- Interactive map of Castlemore
- Coordinates: 43°47′27.42″N 79°41′22.92″W﻿ / ﻿43.7909500°N 79.6897000°W
- Country: Canada
- Province: Ontario
- Regional Municipality: Peel
- City: Brampton
- Forward sortation area: L6P
- NTS Map: 030M13
- GNBC Code: FDJWC

= Castlemore, Brampton =

Castlemore is suburban area that is located 14 km northeast of downtown Brampton in Ontario, Canada. It consists of multiple neighbourhoods of Brampton northwest of Claireville.

The area has been in active development since the early 1990s, with residential developments built in the southeastern portion in the 2000s. It has a number of luxury homes with 2 acre lots.

Castlemore is southwest of Bolton, southeast of Caledon and Orangeville, and west of Vaughan. It is accessible from Highway 427 via Highway 7, and The Gore and the Highway 407 at the Goreway interchange or at Airport Road interchange.

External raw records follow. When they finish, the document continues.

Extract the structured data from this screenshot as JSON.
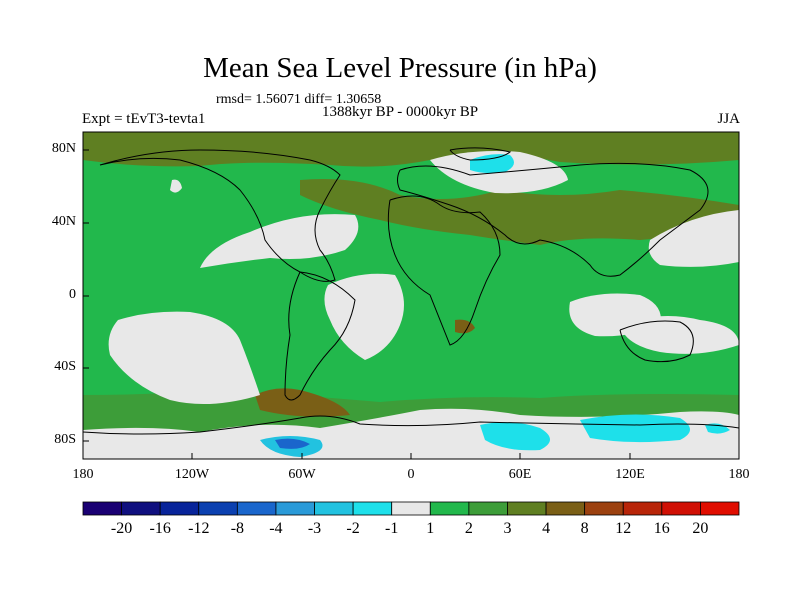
{
  "title": "Mean Sea Level Pressure (in hPa)",
  "stats": "rmsd= 1.56071 diff= 1.30658",
  "expt_label": "Expt = tEvT3-tevta1",
  "period_label": "1388kyr BP - 0000kyr BP",
  "season_label": "JJA",
  "lat_labels": [
    "80N",
    "40N",
    "0",
    "40S",
    "80S"
  ],
  "lon_labels": [
    "180",
    "120W",
    "60W",
    "0",
    "60E",
    "120E",
    "180"
  ],
  "colorbar": {
    "labels": [
      "-20",
      "-16",
      "-12",
      "-8",
      "-4",
      "-3",
      "-2",
      "-1",
      "1",
      "2",
      "3",
      "4",
      "8",
      "12",
      "16",
      "20"
    ],
    "colors": [
      "#1a0073",
      "#10107f",
      "#08249a",
      "#0b40b0",
      "#1a66cc",
      "#2a9ad8",
      "#22c2e0",
      "#1ee0ea",
      "#e8e8e8",
      "#22b84c",
      "#3d9d39",
      "#5f7f22",
      "#7a5f16",
      "#9c4110",
      "#b82509",
      "#d01004",
      "#e00d00"
    ]
  }
}
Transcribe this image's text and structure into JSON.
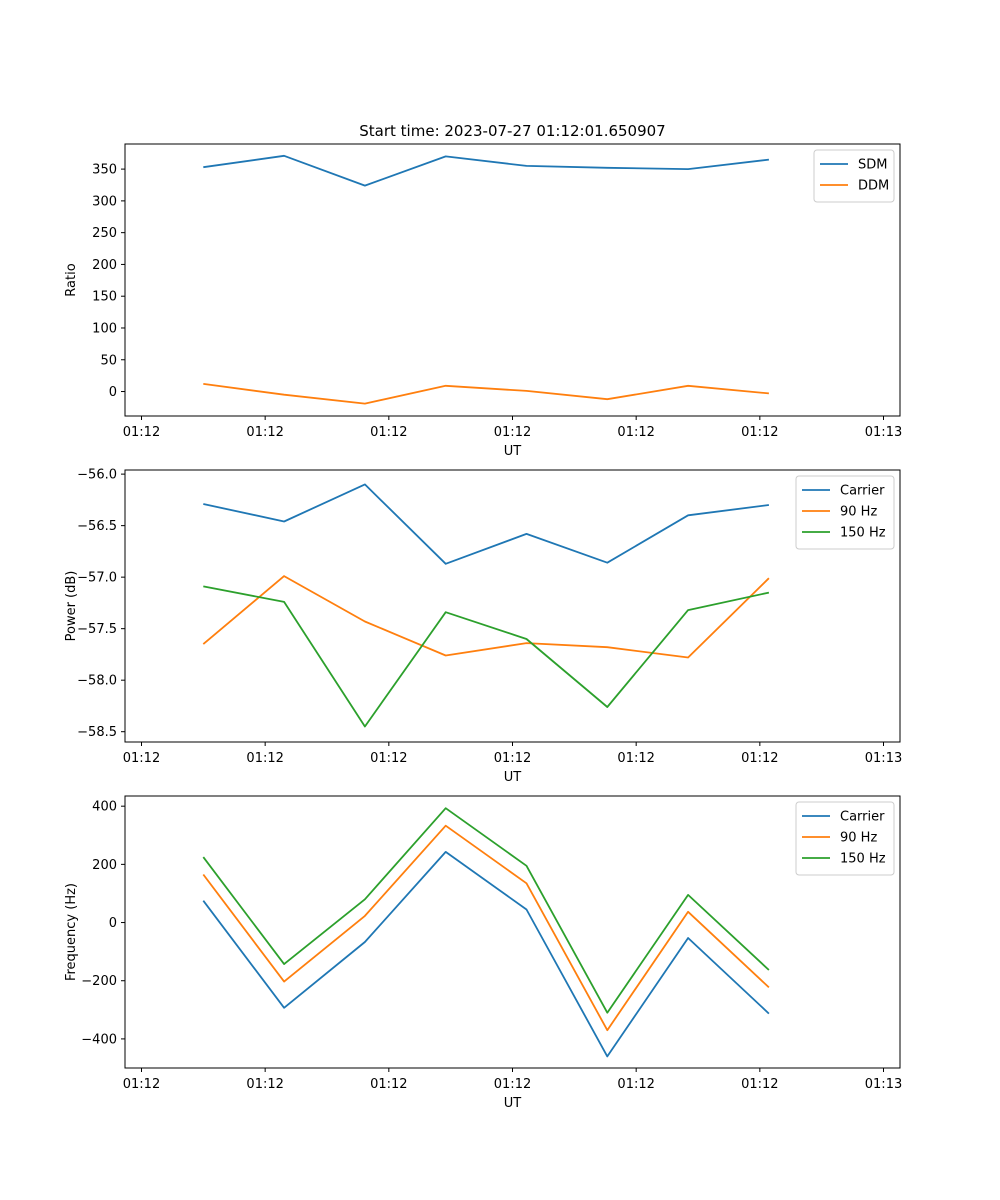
{
  "chart_data": [
    {
      "type": "line",
      "title": "Start time: 2023-07-27 01:12:01.650907",
      "xlabel": "UT",
      "ylabel": "Ratio",
      "ylim": [
        -38.5,
        389.5
      ],
      "yticks": [
        0,
        50,
        100,
        150,
        200,
        250,
        300,
        350
      ],
      "xlim": [
        -0.2,
        9.2
      ],
      "xticks": [
        0,
        1.5,
        3,
        4.5,
        6,
        7.5,
        9
      ],
      "xtick_labels": [
        "01:12",
        "01:12",
        "01:12",
        "01:12",
        "01:12",
        "01:12",
        "01:13"
      ],
      "x": [
        0.75,
        1.73,
        2.71,
        3.69,
        4.67,
        5.65,
        6.63,
        7.61
      ],
      "legend_position": "top-right",
      "series": [
        {
          "name": "SDM",
          "color": "#1f77b4",
          "values": [
            353,
            371,
            324,
            370,
            355,
            352,
            350,
            365
          ]
        },
        {
          "name": "DDM",
          "color": "#ff7f0e",
          "values": [
            12,
            -5,
            -19,
            9,
            1,
            -12,
            9,
            -3
          ]
        }
      ]
    },
    {
      "type": "line",
      "title": "",
      "xlabel": "UT",
      "ylabel": "Power (dB)",
      "ylim": [
        -58.6,
        -55.96
      ],
      "yticks": [
        -58.5,
        -58.0,
        -57.5,
        -57.0,
        -56.5,
        -56.0
      ],
      "ytick_labels": [
        "−58.5",
        "−58.0",
        "−57.5",
        "−57.0",
        "−56.5",
        "−56.0"
      ],
      "xlim": [
        -0.2,
        9.2
      ],
      "xticks": [
        0,
        1.5,
        3,
        4.5,
        6,
        7.5,
        9
      ],
      "xtick_labels": [
        "01:12",
        "01:12",
        "01:12",
        "01:12",
        "01:12",
        "01:12",
        "01:13"
      ],
      "x": [
        0.75,
        1.73,
        2.71,
        3.69,
        4.67,
        5.65,
        6.63,
        7.61
      ],
      "legend_position": "top-right",
      "series": [
        {
          "name": "Carrier",
          "color": "#1f77b4",
          "values": [
            -56.29,
            -56.46,
            -56.1,
            -56.87,
            -56.58,
            -56.86,
            -56.4,
            -56.3
          ]
        },
        {
          "name": "90 Hz",
          "color": "#ff7f0e",
          "values": [
            -57.65,
            -56.99,
            -57.43,
            -57.76,
            -57.64,
            -57.68,
            -57.78,
            -57.01
          ]
        },
        {
          "name": "150 Hz",
          "color": "#2ca02c",
          "values": [
            -57.09,
            -57.24,
            -58.45,
            -57.34,
            -57.6,
            -58.26,
            -57.32,
            -57.15
          ]
        }
      ]
    },
    {
      "type": "line",
      "title": "",
      "xlabel": "UT",
      "ylabel": "Frequency (Hz)",
      "ylim": [
        -500,
        435
      ],
      "yticks": [
        -400,
        -200,
        0,
        200,
        400
      ],
      "ytick_labels": [
        "−400",
        "−200",
        "0",
        "200",
        "400"
      ],
      "xlim": [
        -0.2,
        9.2
      ],
      "xticks": [
        0,
        1.5,
        3,
        4.5,
        6,
        7.5,
        9
      ],
      "xtick_labels": [
        "01:12",
        "01:12",
        "01:12",
        "01:12",
        "01:12",
        "01:12",
        "01:13"
      ],
      "x": [
        0.75,
        1.73,
        2.71,
        3.69,
        4.67,
        5.65,
        6.63,
        7.61
      ],
      "legend_position": "top-right",
      "series": [
        {
          "name": "Carrier",
          "color": "#1f77b4",
          "values": [
            75,
            -293,
            -67,
            243,
            45,
            -460,
            -53,
            -313
          ]
        },
        {
          "name": "90 Hz",
          "color": "#ff7f0e",
          "values": [
            165,
            -203,
            23,
            333,
            135,
            -370,
            37,
            -223
          ]
        },
        {
          "name": "150 Hz",
          "color": "#2ca02c",
          "values": [
            225,
            -143,
            80,
            393,
            195,
            -310,
            95,
            -163
          ]
        }
      ]
    }
  ]
}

The West Humber River flows through the western portion of Castlemore.

==Geography==
Farmlands formerly surrounded the centre of Castlemore, whereas forests are the dominant feature in the Etobicoke Creek and the West Humber River valleys, which include the outlying hills and a conservation area to the south. To the north is more farmland.

==History==

The larger lots were developed in the 1970s and expanded in the northern portion of Castlemore in the 1980s. Large lots continued to be developed until the 2000s. In 1996, Castlemore was connected with Rutherford, the construction took several months between March and June, in 1997, a road linking Bolton and Highway 7 (then Highway 50) expanded. In 2001, the southwestern portion near Springdale expanded and south of Castlemore since 2002 continues with smaller lots. Expansions is still underway with multiple new luxury properties such as the vales of humber estates, along with existing luxury communities such as the Vales Of Castlemore.

A portion of the luxury homes are around Alloa. A small industrial building is at Cadetta and in the 2000s added Sears east of Castlemore. In 2004, the Chateaus began between Mayfield and Countryside and Goreway. The luxury homes are between Airport and Goreway and the Gore and Castlemore Road and Mayfield.